Even a seemingly clear-cut issue like programs for the poor can become tangled up in the Republican strategy. Last year, the Republican governor of Alabama, Bob Riley, argued that Christians had a duty to support his proposed $1.2 billion tax hike and restructuring. Huge budget deficits threatened programs for the poor, Riley said, while the state's reliance on a regressive sales tax put the heaviest tax burden on the Alabamans with the least money. But staunch opposition from national Republican anti-tax groups and the Alabama Christian Coalition helped kill the proposal. Riley quickly moved to rehabilitate himself, appearing at a ceremony to unveil a plaque depicting the Ten Commandments at the State Capitol 10 days after a granite monument with the Ten Commandments had been removed from the rotunda of the state judicial building by order of the U.S. District Court.

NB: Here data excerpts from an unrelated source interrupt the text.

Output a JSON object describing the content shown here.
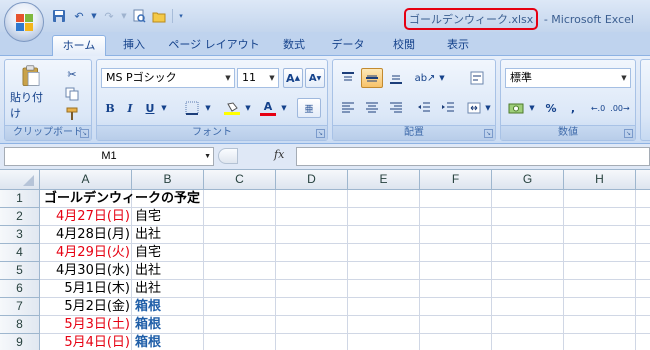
{
  "title_bar": {
    "file_name": "ゴールデンウィーク.xlsx",
    "app_name": "- Microsoft Excel"
  },
  "tabs": [
    "ホーム",
    "挿入",
    "ページ レイアウト",
    "数式",
    "データ",
    "校閲",
    "表示"
  ],
  "active_tab": "ホーム",
  "ribbon": {
    "clipboard": {
      "paste_label": "貼り付け",
      "group_label": "クリップボード"
    },
    "font": {
      "font_name": "MS Pゴシック",
      "font_size": "11",
      "group_label": "フォント"
    },
    "alignment": {
      "group_label": "配置"
    },
    "number": {
      "format": "標準",
      "group_label": "数値"
    }
  },
  "formula_bar": {
    "name_box": "M1",
    "fx_label": "fx",
    "formula": ""
  },
  "sheet": {
    "columns": [
      "A",
      "B",
      "C",
      "D",
      "E",
      "F",
      "G",
      "H"
    ],
    "rows": [
      {
        "num": "1",
        "a": "ゴールデンウィークの予定",
        "b": "",
        "a_style": "bold",
        "b_style": ""
      },
      {
        "num": "2",
        "a": "4月27日(日)",
        "b": "自宅",
        "a_style": "red",
        "b_style": ""
      },
      {
        "num": "3",
        "a": "4月28日(月)",
        "b": "出社",
        "a_style": "",
        "b_style": ""
      },
      {
        "num": "4",
        "a": "4月29日(火)",
        "b": "自宅",
        "a_style": "red",
        "b_style": ""
      },
      {
        "num": "5",
        "a": "4月30日(水)",
        "b": "出社",
        "a_style": "",
        "b_style": ""
      },
      {
        "num": "6",
        "a": "5月1日(木)",
        "b": "出社",
        "a_style": "",
        "b_style": ""
      },
      {
        "num": "7",
        "a": "5月2日(金)",
        "b": "箱根",
        "a_style": "",
        "b_style": "blue"
      },
      {
        "num": "8",
        "a": "5月3日(土)",
        "b": "箱根",
        "a_style": "red",
        "b_style": "blue"
      },
      {
        "num": "9",
        "a": "5月4日(日)",
        "b": "箱根",
        "a_style": "red",
        "b_style": "blue"
      }
    ]
  },
  "colors": {
    "highlight_box": "#e60012",
    "holiday_red": "#e60012",
    "link_blue": "#1f5ea8"
  }
}
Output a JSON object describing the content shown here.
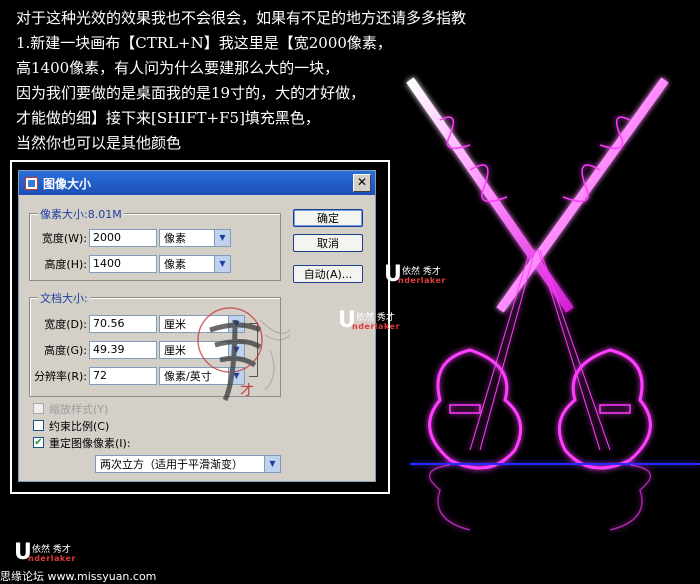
{
  "intro_lines": [
    "对于这种光效的效果我也不会很会，如果有不足的地方还请多多指教",
    "1.新建一块画布【CTRL+N】我这里是【宽2000像素，",
    "高1400像素，有人问为什么要建那么大的一块，",
    "因为我们要做的是桌面我的是19寸的，大的才好做，",
    "才能做的细】接下来[SHIFT+F5]填充黑色，",
    "当然你也可以是其他颜色"
  ],
  "dialog": {
    "title": "图像大小",
    "close": "✕",
    "pixel_group_label": "像素大小:8.01M",
    "width_label": "宽度(W):",
    "width_value": "2000",
    "width_unit": "像素",
    "height_label": "高度(H):",
    "height_value": "1400",
    "height_unit": "像素",
    "doc_group_label": "文档大小:",
    "doc_width_label": "宽度(D):",
    "doc_width_value": "70.56",
    "doc_width_unit": "厘米",
    "doc_height_label": "高度(G):",
    "doc_height_value": "49.39",
    "doc_height_unit": "厘米",
    "resolution_label": "分辨率(R):",
    "resolution_value": "72",
    "resolution_unit": "像素/英寸",
    "scale_styles_label": "缩放样式(Y)",
    "scale_styles_checked": false,
    "constrain_label": "约束比例(C)",
    "constrain_checked": false,
    "resample_label": "重定图像像素(I):",
    "resample_checked": true,
    "resample_method": "两次立方（适用于平滑渐变）",
    "ok_label": "确定",
    "cancel_label": "取消",
    "auto_label": "自动(A)..."
  },
  "logo": {
    "letter": "U",
    "cn_text": "依然 秀才",
    "en_text": "nderlaker"
  },
  "footer": {
    "text": "思缘论坛 www.missyuan.com"
  },
  "colors": {
    "glow": "#ff3cff",
    "dialog_bg": "#d4d0c8",
    "titlebar": "#2a6ed8",
    "accent_text": "#1f3ea0"
  }
}
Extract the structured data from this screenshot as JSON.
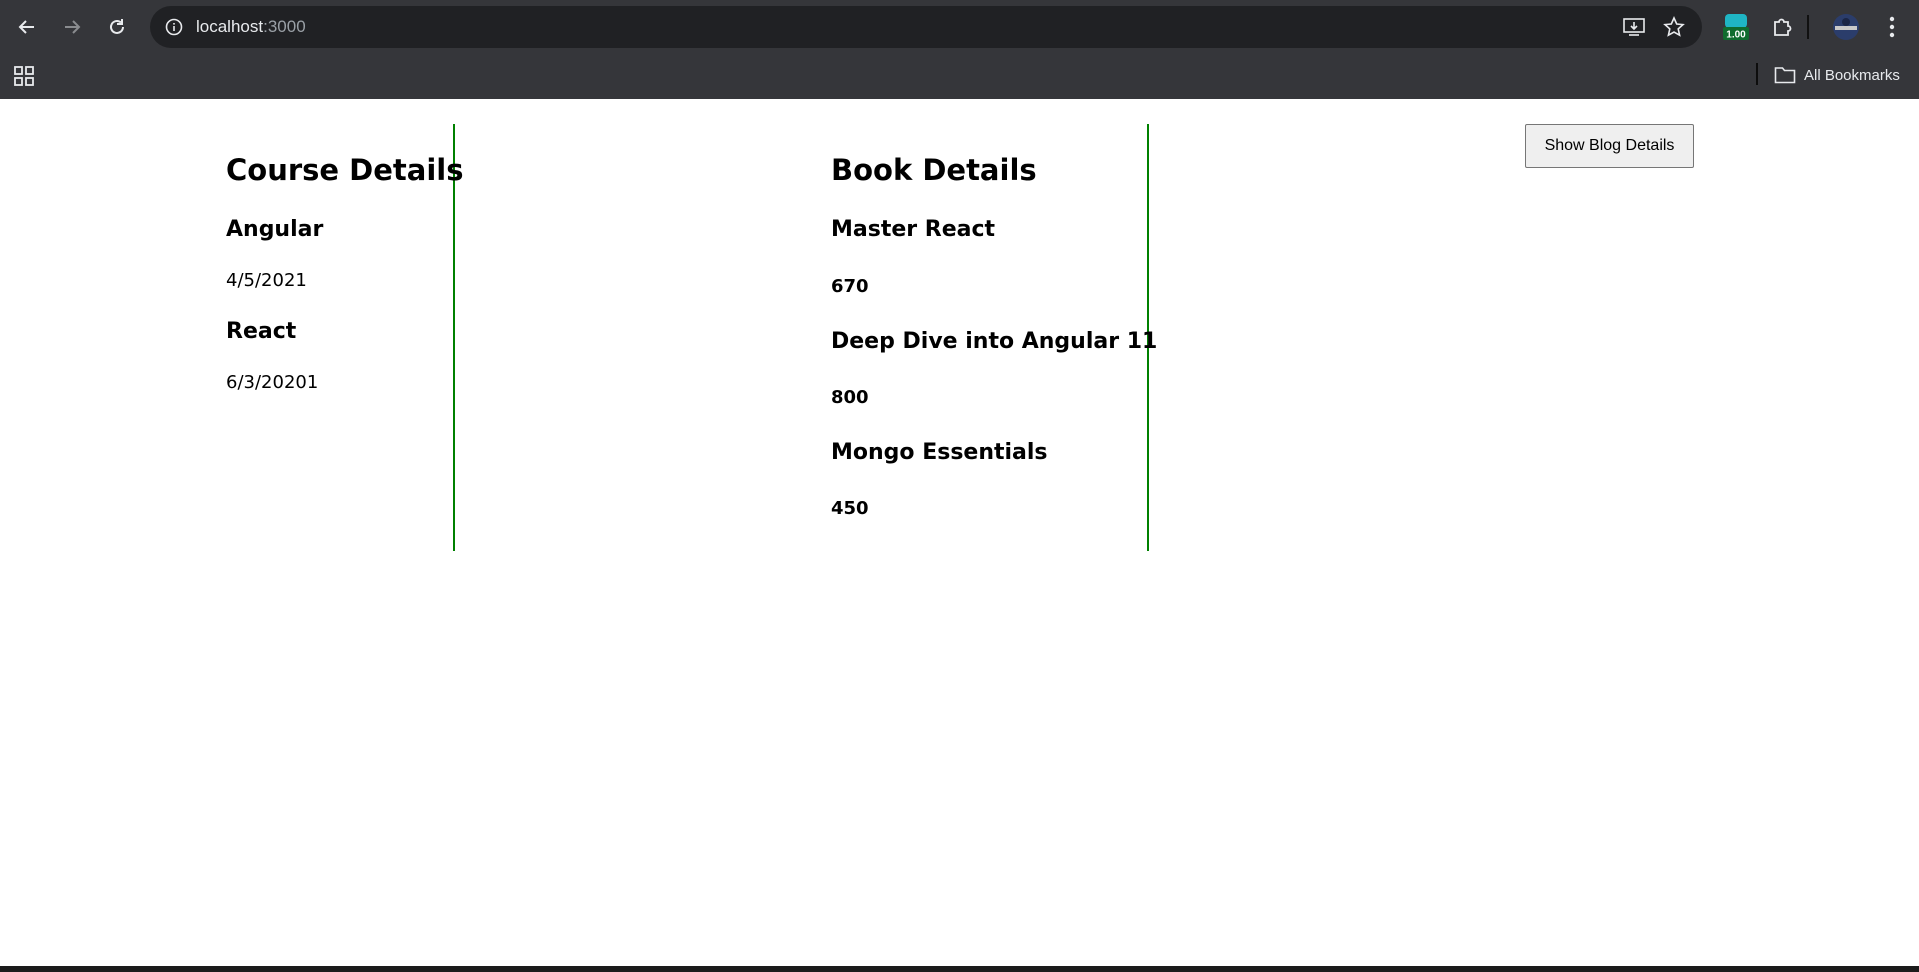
{
  "browser": {
    "url_host": "localhost",
    "url_port": ":3000",
    "extension_badge": "1.00",
    "bookmarks_label": "All Bookmarks"
  },
  "courses": {
    "title": "Course Details",
    "items": [
      {
        "name": "Angular",
        "date": "4/5/2021"
      },
      {
        "name": "React",
        "date": "6/3/20201"
      }
    ]
  },
  "books": {
    "title": "Book Details",
    "items": [
      {
        "name": "Master React",
        "price": "670"
      },
      {
        "name": "Deep Dive into Angular 11",
        "price": "800"
      },
      {
        "name": "Mongo Essentials",
        "price": "450"
      }
    ]
  },
  "actions": {
    "show_blog_label": "Show Blog Details"
  },
  "colors": {
    "divider": "#008000",
    "chrome_bg": "#35363a",
    "omnibox_bg": "#202124"
  }
}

The tax battle in Alabama, however, underscores a long-simmering frustration among many evangelicals over groups like the Christian Coalition taking positions that appear more rooted in the Republican Party platform than in Scripture. The sense that some religious organizations have lost their unique missions and become appendages of the GOP is behind a push by some evangelicals to refocus on the pursuit of biblical principles in public life.

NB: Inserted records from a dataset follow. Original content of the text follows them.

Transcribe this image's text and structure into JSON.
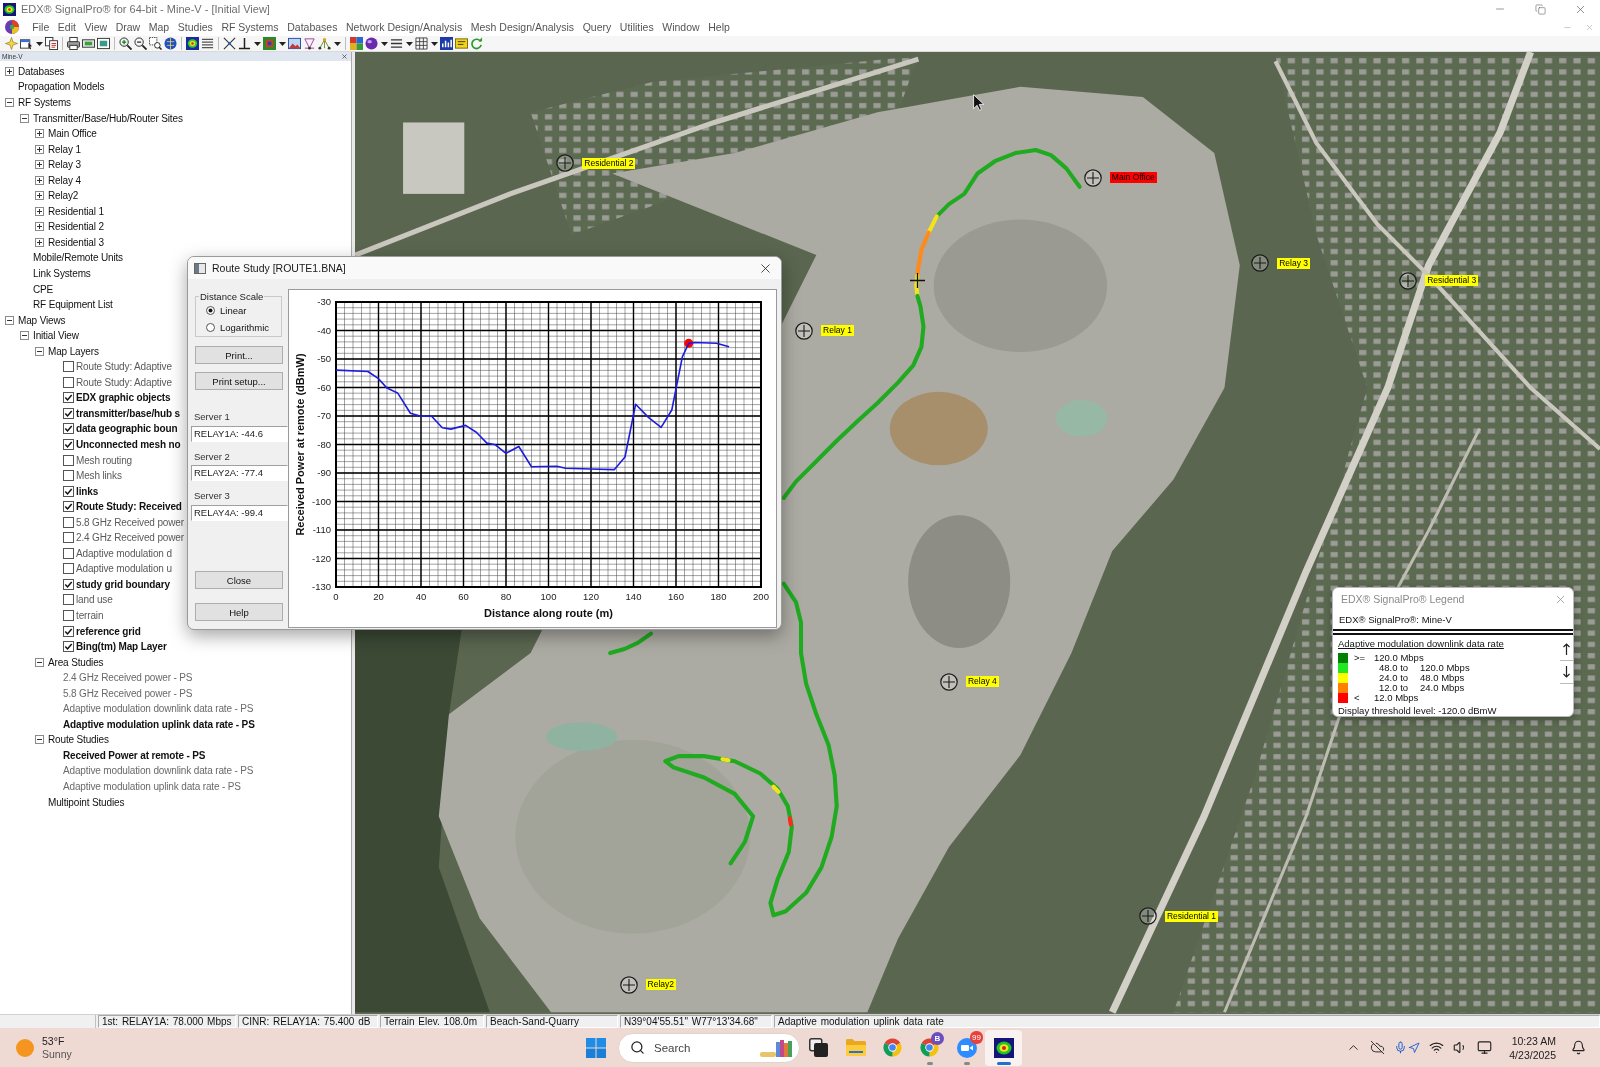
{
  "window": {
    "title": "EDX® SignalPro® for 64-bit - Mine-V - [Initial View]"
  },
  "menu": [
    "File",
    "Edit",
    "View",
    "Draw",
    "Map",
    "Studies",
    "RF Systems",
    "Databases",
    "Network Design/Analysis",
    "Mesh Design/Analysis",
    "Query",
    "Utilities",
    "Window",
    "Help"
  ],
  "project_panel": {
    "title": "Mine-V",
    "tree": [
      {
        "label": "Databases",
        "expanded": false
      },
      {
        "label": "Propagation Models"
      },
      {
        "label": "RF Systems",
        "expanded": true,
        "children": [
          {
            "label": "Transmitter/Base/Hub/Router Sites",
            "expanded": true,
            "children": [
              {
                "label": "Main Office",
                "expanded": false
              },
              {
                "label": "Relay 1",
                "expanded": false
              },
              {
                "label": "Relay 3",
                "expanded": false
              },
              {
                "label": "Relay 4",
                "expanded": false
              },
              {
                "label": "Relay2",
                "expanded": false
              },
              {
                "label": "Residential 1",
                "expanded": false
              },
              {
                "label": "Residential 2",
                "expanded": false
              },
              {
                "label": "Residential 3",
                "expanded": false
              }
            ]
          },
          {
            "label": "Mobile/Remote Units"
          },
          {
            "label": "Link Systems"
          },
          {
            "label": "CPE"
          },
          {
            "label": "RF Equipment List"
          }
        ]
      },
      {
        "label": "Map Views",
        "expanded": true,
        "children": [
          {
            "label": "Initial View",
            "expanded": true,
            "children": [
              {
                "label": "Map Layers",
                "expanded": true,
                "children": [
                  {
                    "label": "Route Study: Adaptive",
                    "checked": false
                  },
                  {
                    "label": "Route Study: Adaptive",
                    "checked": false
                  },
                  {
                    "label": "EDX graphic objects",
                    "checked": true
                  },
                  {
                    "label": "transmitter/base/hub s",
                    "checked": true
                  },
                  {
                    "label": "data geographic boun",
                    "checked": true
                  },
                  {
                    "label": "Unconnected mesh no",
                    "checked": true
                  },
                  {
                    "label": "Mesh routing",
                    "checked": false
                  },
                  {
                    "label": "Mesh links",
                    "checked": false
                  },
                  {
                    "label": "links",
                    "checked": true
                  },
                  {
                    "label": "Route Study: Received",
                    "checked": true
                  },
                  {
                    "label": "5.8 GHz Received power",
                    "checked": false
                  },
                  {
                    "label": "2.4 GHz Received power",
                    "checked": false
                  },
                  {
                    "label": "Adaptive modulation d",
                    "checked": false
                  },
                  {
                    "label": "Adaptive modulation u",
                    "checked": false
                  },
                  {
                    "label": "study grid boundary",
                    "checked": true
                  },
                  {
                    "label": "land use",
                    "checked": false
                  },
                  {
                    "label": "terrain",
                    "checked": false
                  },
                  {
                    "label": "reference grid",
                    "checked": true
                  },
                  {
                    "label": "Bing(tm) Map Layer",
                    "checked": true
                  }
                ]
              },
              {
                "label": "Area Studies",
                "expanded": true,
                "children": [
                  {
                    "label": "2.4 GHz Received power - PS",
                    "active": false
                  },
                  {
                    "label": "5.8 GHz Received power - PS",
                    "active": false
                  },
                  {
                    "label": "Adaptive modulation downlink data rate - PS",
                    "active": false
                  },
                  {
                    "label": "Adaptive modulation uplink data rate - PS",
                    "active": true
                  }
                ]
              },
              {
                "label": "Route Studies",
                "expanded": true,
                "children": [
                  {
                    "label": "Received Power at remote - PS",
                    "active": true
                  },
                  {
                    "label": "Adaptive modulation downlink data rate - PS",
                    "active": false
                  },
                  {
                    "label": "Adaptive modulation uplink data rate - PS",
                    "active": false
                  }
                ]
              },
              {
                "label": "Multipoint Studies"
              }
            ]
          }
        ]
      }
    ]
  },
  "route_study": {
    "title": "Route Study [ROUTE1.BNA]",
    "distance_scale": {
      "label": "Distance Scale",
      "options": [
        {
          "label": "Linear",
          "selected": true
        },
        {
          "label": "Logarithmic",
          "selected": false
        }
      ]
    },
    "print_buttons": [
      "Print...",
      "Print setup..."
    ],
    "servers": [
      {
        "label": "Server 1",
        "value": "RELAY1A: -44.6"
      },
      {
        "label": "Server 2",
        "value": "RELAY2A: -77.4"
      },
      {
        "label": "Server 3",
        "value": "RELAY4A: -99.4"
      }
    ],
    "bottom_buttons": [
      "Close",
      "Help"
    ],
    "chart_data": {
      "type": "line",
      "xlabel": "Distance along route (m)",
      "ylabel": "Received Power at remote (dBmW)",
      "x": [
        0,
        15,
        20,
        24,
        29,
        35,
        40,
        45,
        50,
        54,
        61,
        66,
        71,
        75,
        80,
        86,
        92,
        104,
        108,
        120,
        131,
        136,
        141,
        147,
        153,
        158,
        163,
        166,
        169,
        179,
        185
      ],
      "series": [
        {
          "color": "#1c1ce0",
          "values": [
            -53.9,
            -54.4,
            -56.9,
            -60.2,
            -61.9,
            -69,
            -70.1,
            -70.1,
            -74.1,
            -74.6,
            -73.3,
            -75.7,
            -79.5,
            -80.1,
            -83.1,
            -80.7,
            -87.8,
            -87.6,
            -88.3,
            -88.6,
            -88.8,
            -84.4,
            -65.9,
            -70.5,
            -74,
            -67.9,
            -49.2,
            -44.5,
            -44.2,
            -44.5,
            -45.7
          ]
        },
        {
          "color": "#ff0000",
          "marker": "circle",
          "values": [
            null,
            null,
            null,
            null,
            null,
            null,
            null,
            null,
            null,
            null,
            null,
            null,
            null,
            null,
            null,
            null,
            null,
            null,
            null,
            null,
            null,
            null,
            null,
            null,
            null,
            null,
            null,
            -44.5,
            null,
            null,
            null
          ]
        }
      ],
      "xlim": [
        0,
        200
      ],
      "ylim": [
        -130,
        -30
      ],
      "xticks": [
        0,
        20,
        40,
        60,
        80,
        100,
        120,
        140,
        160,
        180,
        200
      ],
      "yticks": [
        -30,
        -40,
        -50,
        -60,
        -70,
        -80,
        -90,
        -100,
        -110,
        -120,
        -130
      ],
      "grid": true
    }
  },
  "map": {
    "sites": [
      {
        "label": "Residential 2",
        "color": "#ffff00"
      },
      {
        "label": "Main Office",
        "color": "#ff0000"
      },
      {
        "label": "Relay 3",
        "color": "#ffff00"
      },
      {
        "label": "Residential 3",
        "color": "#ffff00"
      },
      {
        "label": "Relay 1",
        "color": "#ffff00"
      },
      {
        "label": "Relay 4",
        "color": "#ffff00"
      },
      {
        "label": "Residential 1",
        "color": "#ffff00"
      },
      {
        "label": "Relay2",
        "color": "#ffff00"
      }
    ],
    "legend": {
      "title": "EDX® SignalPro® Legend",
      "project": "EDX® SignalPro®: Mine-V",
      "heading": "Adaptive modulation downlink data rate",
      "rows": [
        {
          "kind": "bound",
          "color": "#008000",
          "operator": ">=",
          "value": "120.0 Mbps"
        },
        {
          "kind": "range",
          "color": "#22e822",
          "from": "48.0 to",
          "to": "120.0 Mbps"
        },
        {
          "kind": "range",
          "color": "#ffff00",
          "from": "24.0 to",
          "to": "48.0 Mbps"
        },
        {
          "kind": "range",
          "color": "#ff8000",
          "from": "12.0 to",
          "to": "24.0 Mbps"
        },
        {
          "kind": "bound",
          "color": "#ff0000",
          "operator": "<",
          "value": "12.0 Mbps"
        }
      ],
      "threshold": "Display threshold level: -120.0 dBmW"
    }
  },
  "status_bar": [
    "1st: RELAY1A: 78.000 Mbps",
    "CINR: RELAY1A: 75.400 dB",
    "Terrain Elev. 108.0m",
    "Beach-Sand-Quarry",
    "N39°04'55.51\" W77°13'34.68\"",
    "Adaptive modulation uplink data rate"
  ],
  "taskbar": {
    "weather": {
      "temperature": "53°F",
      "condition": "Sunny"
    },
    "search": {
      "placeholder": "Search"
    },
    "apps": [
      {
        "kind": "task_view",
        "running": false,
        "selected": false
      },
      {
        "kind": "folder",
        "running": false,
        "selected": false
      },
      {
        "kind": "browser",
        "running": false,
        "selected": false
      },
      {
        "kind": "browser",
        "badge": "B",
        "running": true,
        "selected": false
      },
      {
        "kind": "video",
        "badge": "99",
        "running": true,
        "selected": false
      },
      {
        "kind": "coverage_app",
        "running": true,
        "selected": true
      }
    ],
    "clock": {
      "time": "10:23 AM",
      "date": "4/23/2025"
    }
  }
}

Toward that end, the National Association of Evangelicals, a Washington lobbying group that represents more than 50 denominations and churches, both conservative and liberal, has drafted a document titled "For the Health of the Nation: An Evangelical Call to Civic Responsibility" that urges Christians to reject partisan labels. "Christianized versions of interest group politics during the last two decades of the twentieth century produced access without influence and discouraged many who had become engaged for the first time," said the draft, which will come before the association in October for final approval.

Joe Loconte, an expert on religion and politics at the conservative Heritage Foundation in Washington, calls that language "a clear signal that some forms of political activity in the name of Christian conviction have just been inappropriate or unhelpful." An earlier form of the draft went further, stating that "evangelicals must guard against overidentifying Christian social goals with a single political party" -- an unmistakable reference to the GOP. But after the Los Angeles Times reported that such wording was under consideration, the passage was watered down to a more neutral warning against equating "Christian faith with partisan politics."